Ms. McKenzie, who demanded that her current contract include a provision allowing her to leave on 90 days’ notice, says she plans to form an educational consulting firm. Hogan and Hartson, a Washington law firm that represents numerous education clients and has been a key player in several major desegregation lawsuits, will be a limited partner in her new venture.
Marva Collins, who has operated the private Westside Preparatory School in Chicago for more than 10 years, is planning to open a second school in Compton, Calif. Ms. Collins’s school has been recognized na6tionally for its efforts with inner-city youths.
Working with a local fund-raising committee, Ms. Collins hopes to open the Compton school in September 1988. Anne Skellenger, the committee’s director, said it has raised $300,000 of the $800,000 needed to build the school. Of Compton’s 100,000 residents, 75 percent are black, Ms. Skellenger said.
Promoting values that date from biblical times, 100 ultra-orthodox rabbinical students traveled in two-member teams this summer to more than 30 states, seeking to persuade mayors and school officials to put morality back into the classroom.
The lobbyists, all students at Chabad-Lubavitch Rabbinical College in Brooklyn, N.Y., showed the politicians and educators a videotape aimed at teen-agers that presents ethical dilemmas and their solutions.
Rabbi Menachem Sharfstein, who traveled through Texas and was one of the program’s coordinators, said the venture was sponsored by a nationwide network of centers run by Lubavitchers, members of an international Hasidic movement. He said center directors had developed the program after the Lubavitch leader, Rabbi Menachem Schneerson, called on followers to promote ethics education.
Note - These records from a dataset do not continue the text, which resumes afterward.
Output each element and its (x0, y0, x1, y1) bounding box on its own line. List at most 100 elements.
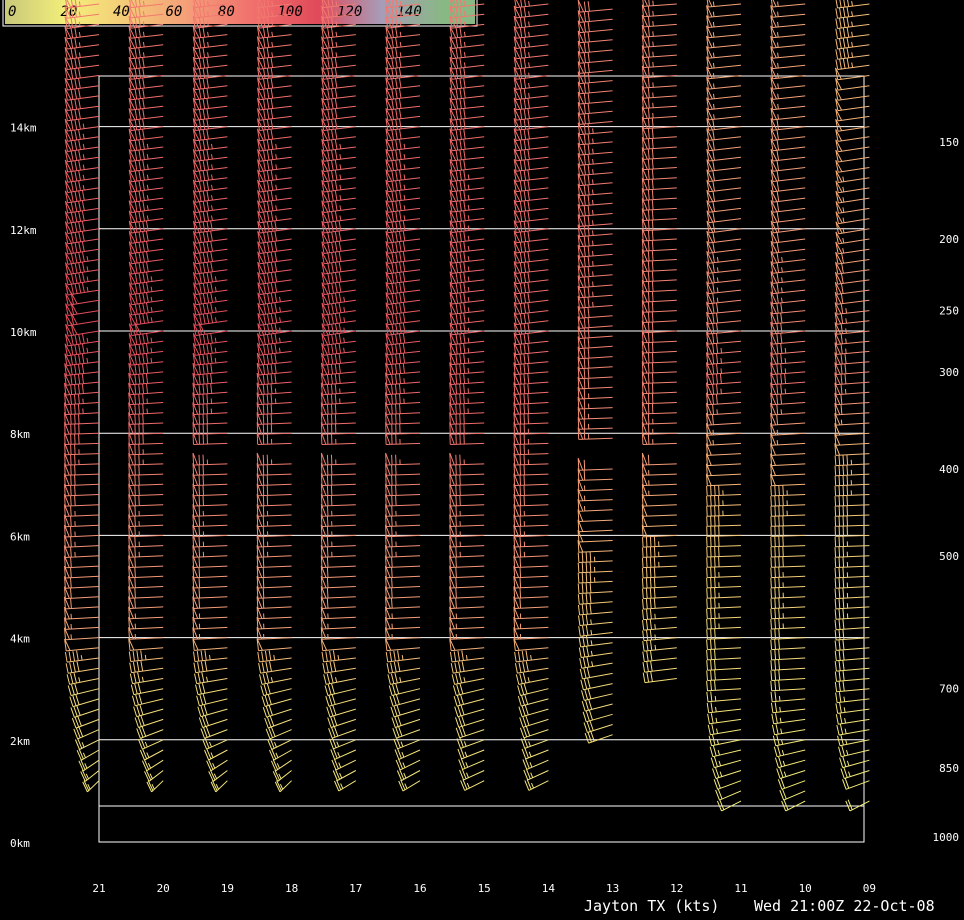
wind-barb (581, 688, 613, 701)
wind-barb (837, 734, 870, 747)
wind-barb (839, 756, 870, 769)
wind-barb (641, 473, 677, 486)
wind-barb (706, 691, 742, 703)
wind-barb (64, 372, 100, 386)
wind-barb (449, 534, 485, 548)
wind-barb (449, 606, 485, 620)
wind-barb (64, 382, 100, 396)
wind-barb (321, 128, 356, 142)
wind-barb (834, 352, 870, 365)
wind-barb (192, 46, 228, 60)
wind-barb (192, 5, 228, 19)
wind-barb (73, 726, 100, 740)
wind-barb (641, 391, 677, 405)
pressure-label: 250 (939, 305, 959, 318)
wind-barb (580, 678, 613, 691)
wind-barb (321, 282, 356, 295)
wind-barb (192, 575, 228, 589)
wind-barb (321, 251, 356, 265)
speed-legend: 0 20 40 60 80 100 120 140 (2, 0, 478, 27)
wind-barb (706, 35, 742, 49)
wind-barb (577, 71, 613, 85)
wind-barb (577, 183, 613, 197)
wind-barb (579, 667, 613, 680)
pressure-label: 150 (939, 136, 959, 149)
wind-barb (770, 301, 806, 315)
wind-barb (449, 118, 485, 131)
wind-barb (385, 56, 421, 70)
wind-barb (137, 737, 164, 750)
wind-barb (513, 66, 549, 80)
wind-barb (706, 210, 742, 224)
wind-barb (321, 302, 356, 316)
wind-barb (449, 392, 485, 405)
wind-barb (256, 412, 292, 425)
wind-barb (449, 412, 485, 425)
wind-barb (387, 672, 421, 685)
wind-barb (641, 167, 677, 181)
wind-barb (706, 639, 742, 651)
wind-barb (64, 392, 100, 406)
wind-barb (577, 572, 613, 584)
wind-barb (385, 159, 421, 172)
wind-barb (128, 616, 164, 630)
wind-barb (322, 661, 356, 674)
wind-barb (259, 672, 292, 685)
wind-barb (776, 767, 806, 779)
wind-barb (706, 341, 742, 355)
wind-barb (770, 311, 806, 325)
wind-barb (834, 567, 870, 579)
wind-barb (385, 650, 421, 663)
wind-barb (256, 596, 292, 609)
wind-barb (385, 514, 421, 527)
wind-barb (321, 5, 356, 19)
wind-barb (64, 159, 100, 173)
wind-barb (449, 301, 485, 315)
wind-barb (320, 514, 356, 527)
wind-barb (64, 363, 100, 376)
wind-barb (513, 138, 549, 152)
wind-barb (256, 452, 292, 466)
wind-barb (835, 241, 870, 255)
wind-barb (257, 333, 292, 346)
wind-barb (834, 536, 870, 548)
wind-barb (385, 292, 421, 305)
wind-barb (513, 118, 549, 131)
wind-barb (385, 302, 421, 316)
wind-barb (513, 493, 549, 507)
wind-barb (835, 139, 870, 153)
wind-barb (390, 704, 421, 718)
wind-barb (641, 116, 677, 130)
wind-barb (257, 210, 292, 224)
wind-barb (641, 106, 677, 120)
wind-barb (64, 504, 100, 517)
wind-barb (321, 333, 356, 346)
wind-profile-11 (706, 0, 742, 812)
wind-barb (521, 747, 549, 760)
wind-barb (64, 545, 100, 558)
wind-barb (65, 251, 100, 265)
wind-barb (64, 627, 100, 641)
wind-barb (257, 342, 292, 356)
wind-barb (578, 625, 613, 637)
wind-barb (513, 555, 549, 568)
wind-barb (449, 524, 485, 538)
wind-barb (706, 628, 742, 640)
wind-barb (584, 730, 613, 744)
wind-barb (449, 514, 485, 527)
wind-barb (513, 128, 549, 141)
wind-barb (770, 210, 806, 224)
footer: Jayton TX (kts) Wed 21:00Z 22-Oct-08 (584, 897, 935, 915)
wind-barb (513, 46, 549, 60)
wind-barb (577, 376, 613, 390)
wind-barb (706, 485, 742, 497)
wind-barb (257, 118, 292, 131)
wind-barb (128, 534, 164, 548)
wind-barb (385, 97, 421, 111)
wind-barb (513, 97, 549, 111)
wind-barb (78, 759, 100, 772)
wind-barb (321, 15, 356, 29)
wind-barb (385, 169, 421, 183)
wind-barb (256, 392, 292, 406)
wind-barb (449, 220, 485, 233)
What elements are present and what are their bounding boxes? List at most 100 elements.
The National Endowment for the Humanities has selected Robert Nisbet, the historian and sociologist, to be the Jefferson Lecturer in the Humanities for 1988.
Mr. Nisbet, the Albert Schweitzer Professor Emeritus at Columbia University, will deliver two lectures next spring on “progress and community,” themes he has addressed extensively in his writings.
Mr. Nisbet is the 17th scholar to be chosen as a Jefferson Lecturer, the highest honor conferred by the federal government for outstanding achievement in the humanities. The award carries a $10,000 stipend.
In an effort to instill “cultural literacy” in school curricula, E.D. Hirsch Jr., author of Cultural Literacy: What Every American Needs to Know, has set up a foundation to create standardized tests to measure students’ general knowledge.
Underwritten by a $50,000 grant from the Exxon Educational Foundation, Mr. Hirsch’s foundation will initially publish a one-hour test for 12th graders. With additional income--from Mr. Hirsch’s lecture fees as well as from sales of his initial test--the foundation will also produce tests for 3rd, 6th, and 9th graders.
“These tests, I think, are going to be popular,” said Mr. Hirsch, William R. Kenan Professor of English at the University of Virginia.
“They will generate income. We think the income should go not to private hands, but back to education.”